Nevertheless, I'll try to provide some information for you to decide.
On UNIX, fork() creates a clone of your process from the place where you called fork. Meaning, if I have the following process:
#include <unistd.h>
#include <stdio.h>
int main()
{
printf( "hi 2 u\n" );
int mypid = fork();
if( 0 == mypid )
printf( "lol child\n" );
else
printf( "lol parent\n" );
return( 0 );
}
The output will look as follows:
hi 2 u
lol child
lol parent
When you fork() the pid returned in the child is 0, and the pid returned in the parent is the child's pid. Notice that "hi2u" is only printed once... by the parent.
execve() and its family of functions are almost always used with fork(). execve() and the like overwrite the current stackframe with the name of the application you pass to it. execve() is almost always used with fork() where you fork a child process and if you're the parent you do whatever you need to keep doing and if you're the child you exec a new process. execve() is also almost always used with waitpid() -- waitpid takes a pid of a child process and, quite literally, waits until the child terminates and returns the child's exit status to you.
Using this information, you should be able to write a very basic shell; one that takes process names on the command line and runs processes you tell it to. Of course, shells do more than that, like piping input and output, but you should be able to accomplish the basics using fork(), execve() and waitpid().
NOTE: This is *nix specific! This will NOT work on Windows.
Hope this helped.
If you want to perform more complicated operations, like reading the output of the external program, you may be better served by the popen system call. For example, to programmatically access a directory listing (this is a somewhat silly example, but useful as an example), you could write something like this:
#include <stdio.h>
int main()
{
int entry = 1;
char line[200];
FILE* output = popen("/usr/bin/ls -1 /usr/man", "r");
while ( fgets(line, 199, output) )
{
printf("%5d: %s", entry++, line);
}
}
to give output like this
1: cat1
2: cat1b
3: cat1c
4: cat1f
5: cat1m
6: cat1s
...
#include <stdlib.h>
int main()
{
system("echo HAI");
return 0;
}
I want to give a big warning to not use system and 100% never use system when you write a library. It was designed 30 years ago when multithreading was unknown to the toy operating system called Unix. And it is still not useable even when almost all programs are multithreaded today.
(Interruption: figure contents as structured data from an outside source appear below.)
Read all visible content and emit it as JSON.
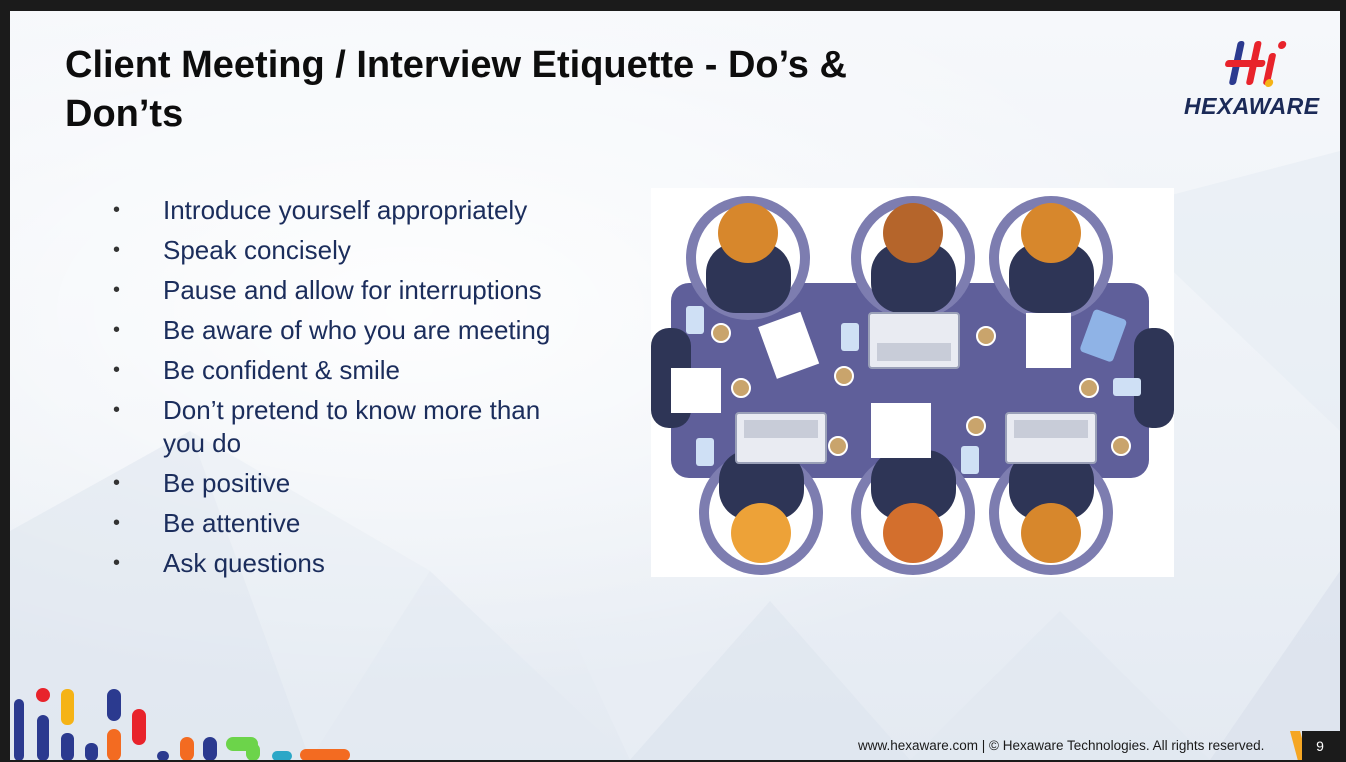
{
  "slide": {
    "title": "Client Meeting / Interview Etiquette - Do’s & Don’ts",
    "logo_text": "HEXAWARE",
    "bullet_glyph": "•",
    "bullets": [
      "Introduce yourself appropriately",
      "Speak concisely",
      "Pause and allow for interruptions",
      "Be aware of who you are meeting",
      "Be confident & smile",
      "Don’t pretend to know more than you do",
      "Be positive",
      "Be attentive",
      "Ask questions"
    ],
    "footer": "www.hexaware.com  | © Hexaware Technologies. All rights reserved.",
    "page_number": "9"
  },
  "colors": {
    "title": "#0d0d0d",
    "bullet_text": "#1b2d5c",
    "logo_red": "#e8232b",
    "logo_blue": "#2b3a8f",
    "logo_yellow": "#f5b316",
    "table": "#5f5f9a",
    "chair": "#7d7db0",
    "page_badge": "#1b1b1b",
    "page_accent": "#f5a623"
  }
}
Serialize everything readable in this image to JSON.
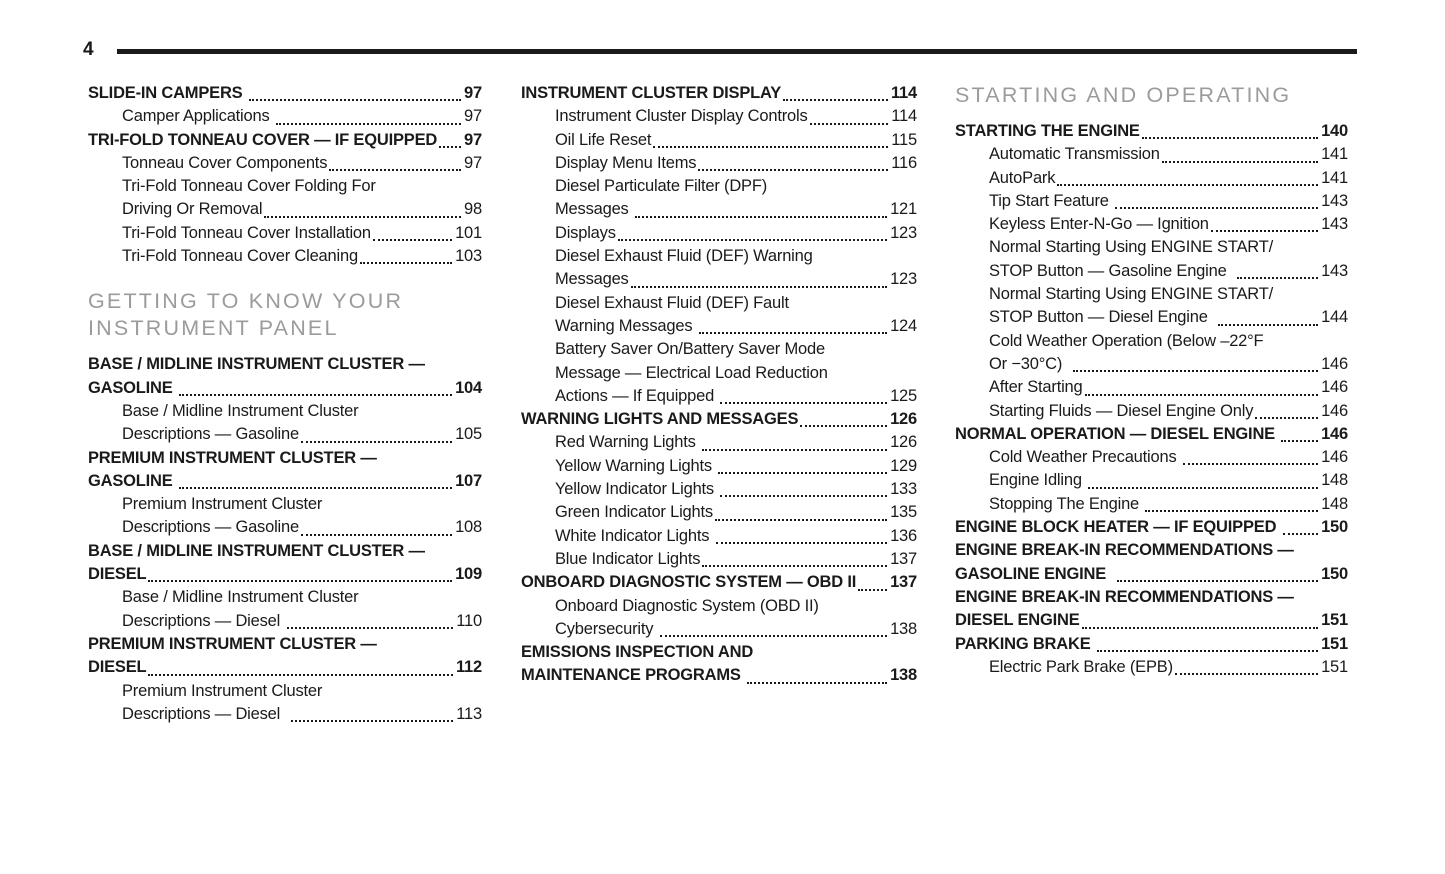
{
  "page": {
    "number": "4"
  },
  "colors": {
    "text": "#1a1a1a",
    "section_header": "#9b9b9b",
    "rule": "#141414"
  },
  "columns": [
    {
      "entries": [
        {
          "type": "main",
          "last": "SLIDE-IN CAMPERS ",
          "page": "97"
        },
        {
          "type": "sub",
          "last": "Camper Applications ",
          "page": "97"
        },
        {
          "type": "main",
          "last": "TRI-FOLD TONNEAU COVER — IF EQUIPPED",
          "page": "97"
        },
        {
          "type": "sub",
          "last": "Tonneau Cover Components",
          "page": "97"
        },
        {
          "type": "sub",
          "lines": [
            "Tri-Fold Tonneau Cover Folding For"
          ],
          "last": "Driving Or Removal",
          "page": "98"
        },
        {
          "type": "sub",
          "last": "Tri-Fold Tonneau Cover Installation",
          "page": "101"
        },
        {
          "type": "sub",
          "last": "Tri-Fold Tonneau Cover Cleaning",
          "page": "103"
        },
        {
          "type": "section",
          "lines": [
            "GETTING TO KNOW YOUR",
            "INSTRUMENT PANEL"
          ]
        },
        {
          "type": "main",
          "lines": [
            "BASE / MIDLINE INSTRUMENT CLUSTER —"
          ],
          "last": "GASOLINE ",
          "page": "104"
        },
        {
          "type": "sub",
          "lines": [
            "Base / Midline Instrument Cluster"
          ],
          "last": "Descriptions — Gasoline",
          "page": "105"
        },
        {
          "type": "main",
          "lines": [
            "PREMIUM INSTRUMENT CLUSTER —"
          ],
          "last": "GASOLINE ",
          "page": "107"
        },
        {
          "type": "sub",
          "lines": [
            "Premium Instrument Cluster"
          ],
          "last": "Descriptions — Gasoline",
          "page": "108"
        },
        {
          "type": "main",
          "lines": [
            "BASE / MIDLINE INSTRUMENT CLUSTER —"
          ],
          "last": "DIESEL",
          "page": "109"
        },
        {
          "type": "sub",
          "lines": [
            "Base / Midline Instrument Cluster"
          ],
          "last": "Descriptions — Diesel ",
          "page": "110"
        },
        {
          "type": "main",
          "lines": [
            "PREMIUM INSTRUMENT CLUSTER —"
          ],
          "last": "DIESEL",
          "page": "112"
        },
        {
          "type": "sub",
          "lines": [
            "Premium Instrument Cluster"
          ],
          "last": "Descriptions — Diesel  ",
          "page": "113"
        }
      ]
    },
    {
      "entries": [
        {
          "type": "main",
          "last": "INSTRUMENT CLUSTER DISPLAY",
          "page": "114"
        },
        {
          "type": "sub",
          "last": "Instrument Cluster Display Controls",
          "page": "114"
        },
        {
          "type": "sub",
          "last": "Oil Life Reset",
          "page": "115"
        },
        {
          "type": "sub",
          "last": "Display Menu Items",
          "page": "116"
        },
        {
          "type": "sub",
          "lines": [
            "Diesel Particulate Filter (DPF)"
          ],
          "last": "Messages ",
          "page": "121"
        },
        {
          "type": "sub",
          "last": "Displays",
          "page": "123"
        },
        {
          "type": "sub",
          "lines": [
            "Diesel Exhaust Fluid (DEF) Warning"
          ],
          "last": "Messages",
          "page": "123"
        },
        {
          "type": "sub",
          "lines": [
            "Diesel Exhaust Fluid (DEF) Fault"
          ],
          "last": "Warning Messages ",
          "page": "124"
        },
        {
          "type": "sub",
          "lines": [
            "Battery Saver On/Battery Saver Mode",
            "Message — Electrical Load Reduction"
          ],
          "last": "Actions — If Equipped ",
          "page": "125"
        },
        {
          "type": "main",
          "last": "WARNING LIGHTS AND MESSAGES",
          "page": "126"
        },
        {
          "type": "sub",
          "last": "Red Warning Lights ",
          "page": "126"
        },
        {
          "type": "sub",
          "last": "Yellow Warning Lights ",
          "page": "129"
        },
        {
          "type": "sub",
          "last": "Yellow Indicator Lights ",
          "page": "133"
        },
        {
          "type": "sub",
          "last": "Green Indicator Lights",
          "page": "135"
        },
        {
          "type": "sub",
          "last": "White Indicator Lights ",
          "page": "136"
        },
        {
          "type": "sub",
          "last": "Blue Indicator Lights",
          "page": "137"
        },
        {
          "type": "main",
          "last": "ONBOARD DIAGNOSTIC SYSTEM — OBD II",
          "page": "137"
        },
        {
          "type": "sub",
          "lines": [
            "Onboard Diagnostic System (OBD II)"
          ],
          "last": "Cybersecurity ",
          "page": "138"
        },
        {
          "type": "main",
          "lines": [
            "EMISSIONS INSPECTION AND"
          ],
          "last": "MAINTENANCE PROGRAMS ",
          "page": "138"
        }
      ]
    },
    {
      "entries": [
        {
          "type": "section",
          "lines": [
            "STARTING AND OPERATING"
          ]
        },
        {
          "type": "main",
          "last": "STARTING THE ENGINE",
          "page": "140"
        },
        {
          "type": "sub",
          "last": "Automatic Transmission",
          "page": "141"
        },
        {
          "type": "sub",
          "last": "AutoPark",
          "page": "141"
        },
        {
          "type": "sub",
          "last": "Tip Start Feature ",
          "page": "143"
        },
        {
          "type": "sub",
          "last": "Keyless Enter-N-Go — Ignition",
          "page": "143"
        },
        {
          "type": "sub",
          "lines": [
            "Normal Starting Using ENGINE START/"
          ],
          "last": "STOP Button — Gasoline Engine  ",
          "page": "143"
        },
        {
          "type": "sub",
          "lines": [
            "Normal Starting Using ENGINE START/"
          ],
          "last": "STOP Button — Diesel Engine  ",
          "page": "144"
        },
        {
          "type": "sub",
          "lines": [
            "Cold Weather Operation (Below –22°F"
          ],
          "last": "Or −30°C)  ",
          "page": "146"
        },
        {
          "type": "sub",
          "last": "After Starting",
          "page": "146"
        },
        {
          "type": "sub",
          "last": "Starting Fluids — Diesel Engine Only",
          "page": "146"
        },
        {
          "type": "main",
          "last": "NORMAL OPERATION — DIESEL ENGINE ",
          "page": "146"
        },
        {
          "type": "sub",
          "last": "Cold Weather Precautions ",
          "page": "146"
        },
        {
          "type": "sub",
          "last": "Engine Idling ",
          "page": "148"
        },
        {
          "type": "sub",
          "last": "Stopping The Engine ",
          "page": "148"
        },
        {
          "type": "main",
          "last": "ENGINE BLOCK HEATER — IF EQUIPPED ",
          "page": "150"
        },
        {
          "type": "main",
          "lines": [
            "ENGINE BREAK-IN RECOMMENDATIONS —"
          ],
          "last": "GASOLINE ENGINE  ",
          "page": "150"
        },
        {
          "type": "main",
          "lines": [
            "ENGINE BREAK-IN RECOMMENDATIONS —"
          ],
          "last": "DIESEL ENGINE",
          "page": "151"
        },
        {
          "type": "main",
          "last": "PARKING BRAKE ",
          "page": "151"
        },
        {
          "type": "sub",
          "last": "Electric Park Brake (EPB)",
          "page": "151"
        }
      ]
    }
  ]
}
Use popen or do a fork+execvp, all else is will give you hard to find problems with signal handling, crashs in environment handling code etc. It's pure evil and a shame that the selected and most rated answer is promoting the use of "system". It's more healthy to promote the use of Cocain on the workplace.
On UNIX, I think you basically need to fork it if you want the spawned process to run detached from your the spawing one : For instance if you don't want your spawned process to be terminate when you quit your spawning process.
Here is a page that explains all the subtle differences between Fork, System, Exec.
If you work on Win,Mac and linux, I can recommend you the Qt Framework and its QProcess object, but I don't know if that's an option for you. The great advantages is that you will be able to compile the same code on windows linux and mac :
QString program = "./yourspawnedprogram";
QProcess * spawnedProcess = new QProcess(parent);
spawnedProcess->start(program);
// or spawnedProcess->startDetached(program);
And for extra, you can even kill the child process from the mother process,
and keep in communication with it through a stream.
One solution is the system function defined in stdlib.h
int system(const char *string);
system api example
If you need to check/read/parse the output of your external command, I would suggest to use popen() instead of system().
Speaking of platform-dependent recipes, on Windows use CreateProcess, on Posix (Linux, Mac) use fork + execvp. But system() should cover your basic needs and is part of standard library.